Objective: Sleep deprivation is a risk factor for sudden infant death syndrome (SIDS). Recent changes in normal life routines were more common among SIDS victims, compared with control infants. Sleep deprivation can result from handling conditions or from sleep fragmentation attributable to respiratory or digestive conditions, fever, or airway obstructions during sleep. Compared with matched control infants, future SIDS victims exhibited fewer complete arousals by the end of the night, when most SIDS cases occur. Arousal from sleep could be an important defense against potentially dangerous situations during sleep. Because the arousal thresholds of healthy infants were increased significantly under conditions known to favor SIDS, we evaluated the effects of a brief period of sleep deprivation on sleep and arousal characteristics of healthy infants.

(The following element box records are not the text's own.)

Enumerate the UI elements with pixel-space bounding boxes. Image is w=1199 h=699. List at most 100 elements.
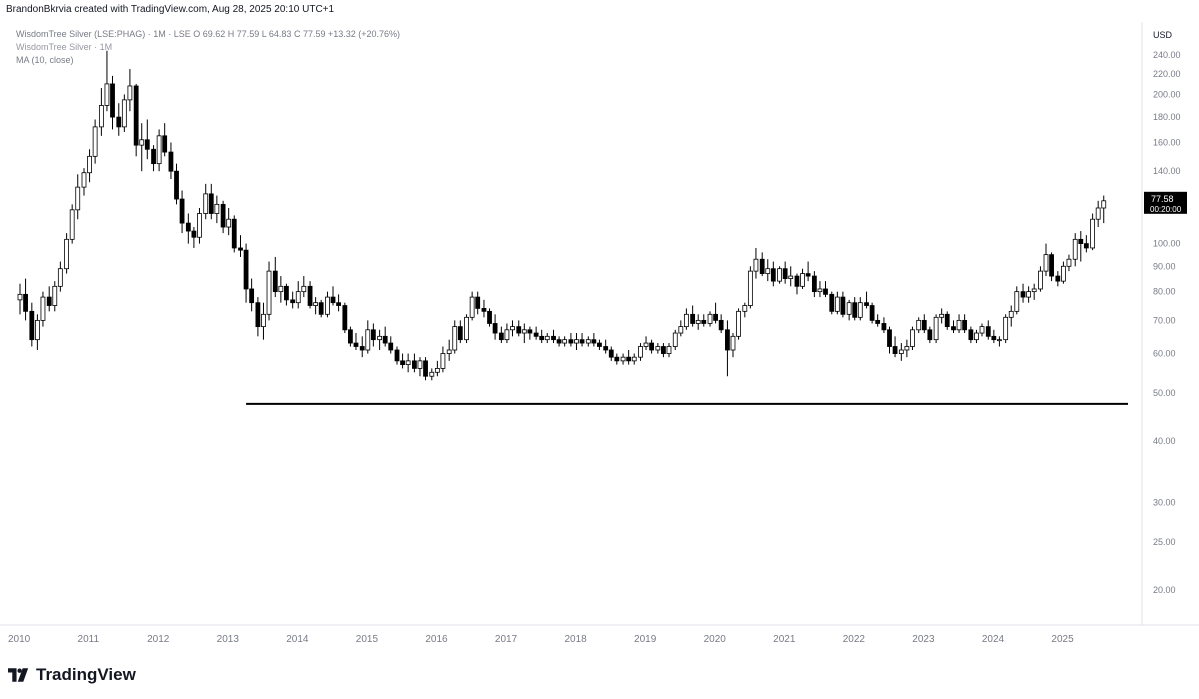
candle-body-up <box>800 273 805 287</box>
candle <box>747 266 753 309</box>
candle <box>144 119 150 160</box>
candle <box>475 291 481 315</box>
candle <box>765 259 771 282</box>
candle-body-down <box>249 288 255 304</box>
candle-body-up <box>17 293 23 301</box>
candle <box>666 343 672 358</box>
candle-body-down <box>811 275 817 293</box>
candle <box>556 336 562 347</box>
candle <box>544 333 550 344</box>
candle-body-down <box>336 302 341 306</box>
candle-body-up <box>203 193 209 214</box>
candle-body-up <box>121 99 127 128</box>
candle-body-up <box>295 291 301 304</box>
candle <box>857 297 863 321</box>
candle <box>574 333 579 351</box>
price-tick-label: 40.00 <box>1153 436 1176 446</box>
candle-body-down <box>962 319 968 331</box>
candle-body-down <box>330 296 336 304</box>
candle-body-up <box>736 310 741 337</box>
candle-body-up <box>747 270 753 306</box>
candle-body-down <box>533 332 539 337</box>
time-axis[interactable]: 2010 2011 2012 2013 2014 2015 2016 2017 2018 2019… <box>8 634 1074 645</box>
candle <box>730 333 736 358</box>
candle-body-down <box>144 139 150 150</box>
candle <box>174 163 179 205</box>
candle <box>898 343 904 361</box>
candle <box>185 213 191 244</box>
candle <box>683 308 689 330</box>
time-tick-label: 2025 <box>1051 634 1074 645</box>
tradingview-logo[interactable]: TradingView <box>8 665 136 685</box>
candle-body-up <box>683 313 689 328</box>
candle <box>823 281 828 298</box>
candle <box>64 233 70 274</box>
candle-body-up <box>98 105 104 128</box>
candle <box>412 353 417 373</box>
price-axis[interactable]: 240.00220.00200.00180.00160.00140.00120.… <box>1153 50 1181 595</box>
candle-body-down <box>840 296 846 315</box>
price-tick-label: 90.00 <box>1153 261 1176 271</box>
candle <box>672 329 678 351</box>
candle-body-up <box>834 296 840 312</box>
candle-body-up <box>40 296 46 321</box>
candle <box>307 281 313 309</box>
candle <box>452 320 458 354</box>
candle-body-up <box>156 135 162 165</box>
candle-body-up <box>857 302 863 318</box>
candle-body-down <box>133 85 139 146</box>
candle <box>892 336 898 358</box>
candle-body-up <box>521 329 527 334</box>
candle-body-down <box>151 148 156 165</box>
candle-body-down <box>852 302 858 318</box>
candle <box>974 329 979 344</box>
candle <box>87 149 92 183</box>
candle-body-down <box>713 313 718 321</box>
candle <box>429 368 435 381</box>
tradingview-logo-text: TradingView <box>36 665 136 684</box>
candle <box>678 320 684 337</box>
candle-body-up <box>620 356 626 362</box>
candle <box>405 353 411 373</box>
candle-body-up <box>655 346 661 351</box>
candle-body-up <box>75 186 81 211</box>
candle-body-up <box>266 270 272 315</box>
candle-body-down <box>162 135 168 153</box>
candle-body-down <box>568 339 574 344</box>
candle <box>562 336 568 347</box>
candle <box>1095 200 1101 228</box>
candle <box>956 314 962 334</box>
time-tick-label: 2013 <box>217 634 240 645</box>
candle <box>261 302 266 340</box>
time-tick-label: 2014 <box>286 634 309 645</box>
candle-body-down <box>238 247 243 251</box>
candle <box>330 286 336 306</box>
candle <box>133 83 139 157</box>
candle-body-up <box>678 326 684 334</box>
candle <box>614 353 620 365</box>
candle <box>951 320 956 334</box>
price-tick-label: 160.00 <box>1153 137 1181 147</box>
time-tick-label: 2010 <box>8 634 31 645</box>
candle <box>365 320 371 354</box>
candle-body-up <box>777 268 782 282</box>
candle <box>527 326 533 340</box>
price-tick-label: 80.00 <box>1153 287 1176 297</box>
symbol-legend: WisdomTree Silver (LSE:PHAG) · 1M · LSE … <box>16 29 401 39</box>
candle <box>521 323 527 344</box>
candle <box>881 317 887 334</box>
candle-body-up <box>974 332 979 341</box>
candle <box>777 266 782 284</box>
candle <box>864 291 869 309</box>
candle <box>638 343 643 361</box>
candle <box>104 50 110 112</box>
candle-body-down <box>370 329 376 341</box>
candle-body-up <box>638 346 643 358</box>
candle <box>1090 213 1096 251</box>
candle-body-up <box>1014 291 1020 312</box>
candle-body-down <box>782 268 788 279</box>
candle-body-up <box>1095 207 1101 220</box>
candle <box>933 314 939 344</box>
time-tick-label: 2020 <box>704 634 727 645</box>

Design: Fourteen healthy infants, with a median age of 8 weeks (range: 6-18 weeks), underwent polygraphic recording during a morning nap and an afternoon nap, in a sleep laboratory. The infants were sleep-deprived for 2 hours before being allowed to fall asleep. Sleep deprivation was achieved by keeping the infants awake, with playing, handling, and mild tactile or auditory stimulations, for as long as possible beyond their habitual bedtimes. To avoid any confounding effect attributable to differences in sleep tendencies throughout the day, sleep deprivation was induced before either the morning nap or the afternoon nap. Seven infants were sleep-deprived before the morning nap and 7 before the afternoon nap. The sleep and arousal characteristics of each infant were compared for the non-sleep-deprived condition (normal condition) and the sleep-deprived condition. During each nap, the infants were exposed, during rapid eye movement (REM) sleep, to white noise of increasing intensity, from 50 dB(A) to 100 dB(A), to determine their arousal thresholds. Arousal thresholds were defined on the basis of the lowest auditory stimuli needed to induce arousal. After the induced arousal, the infants were allowed to return to sleep to complete their naps.
Results: Sleep deprivation lasted a median of 120 minutes (range: 90-272 min). Most sleep characteristics were similar for the normal and sleep-deprived conditions, including sleep efficiency, time awake, percentages of REM sleep and non-REM sleep, frequency and duration of central apnea and of periodic breathing, duration of obstructive apnea, mean heart rate and variability, and mean breathing rates during REM sleep and non-REM sleep. After sleep deprivation, the duration of the naps increased, whereas there were decreases in the latency of REM sleep and in the density of body movements. More-intense auditory stimuli were needed for arousal when the infants were sleep-deprived, compared with normal nap sleep. Sleep deprivation was associated with a significant increase in the frequency of obstructive sleep apnea episodes, especially during REM sleep. No significant differences were noted when the effects of morning and afternoon sleep deprivation were compared. No correlation was found between the duration of sleep deprivation and either the frequency of obstructive apnea or the changes in arousal thresholds, although the infants who were more sleep-deprived exhibited tendencies toward higher auditory arousal thresholds and shorter REM sleep latencies, compared with less sleep-deprived infants. There were tendencies for a negative correlation between the auditory arousal thresholds and REM sleep latencies and for a positive correlation between the auditory arousal thresholds and the frequencies of obstructive apnea during REM sleep.
Conclusions: Short-term sleep deprivation among infants is associated with the development of obstructive sleep apnea and significant increases in arousal thresholds. As already reported, sleep deprivation may induce effects on respiratory control mechanisms, leading to impairment of ventilatory and arousal responses to chemical stimulation and decreases in genioglossal electromyographic activity during REM sleep. These changes in respiratory control mechanisms could contribute to the development of obstructive apnea. The relationship between the development of obstructive apnea and increases in arousal thresholds remains to be evaluated. Adult subjects with obstructive sleep apnea exhibited both sleep fragmentation and increases in arousal thresholds. Conversely, sleep deprivation increased the frequency and severity of obstructive sleep apnea. In this study, the increases in arousal thresholds and the development of obstructive apnea seemed to result from the preceding sleep deprivation. The depressed arousals that follow sleep deprivation have been attributed to central mechanisms, rather than decreases in peripheral sensory organ function. Such mechanisms could include disturbances within the reticular formation of the brainstem, which integrates specific facilitory inputs, such as ascending pathways from auditory receptors, and inhibitory inputs from the cortex. It remains to be determined whether the combination of upper airway obstruction and depressed arousability from sleep contributes to the increased risk of sudden death reported for sleep-deprived infants.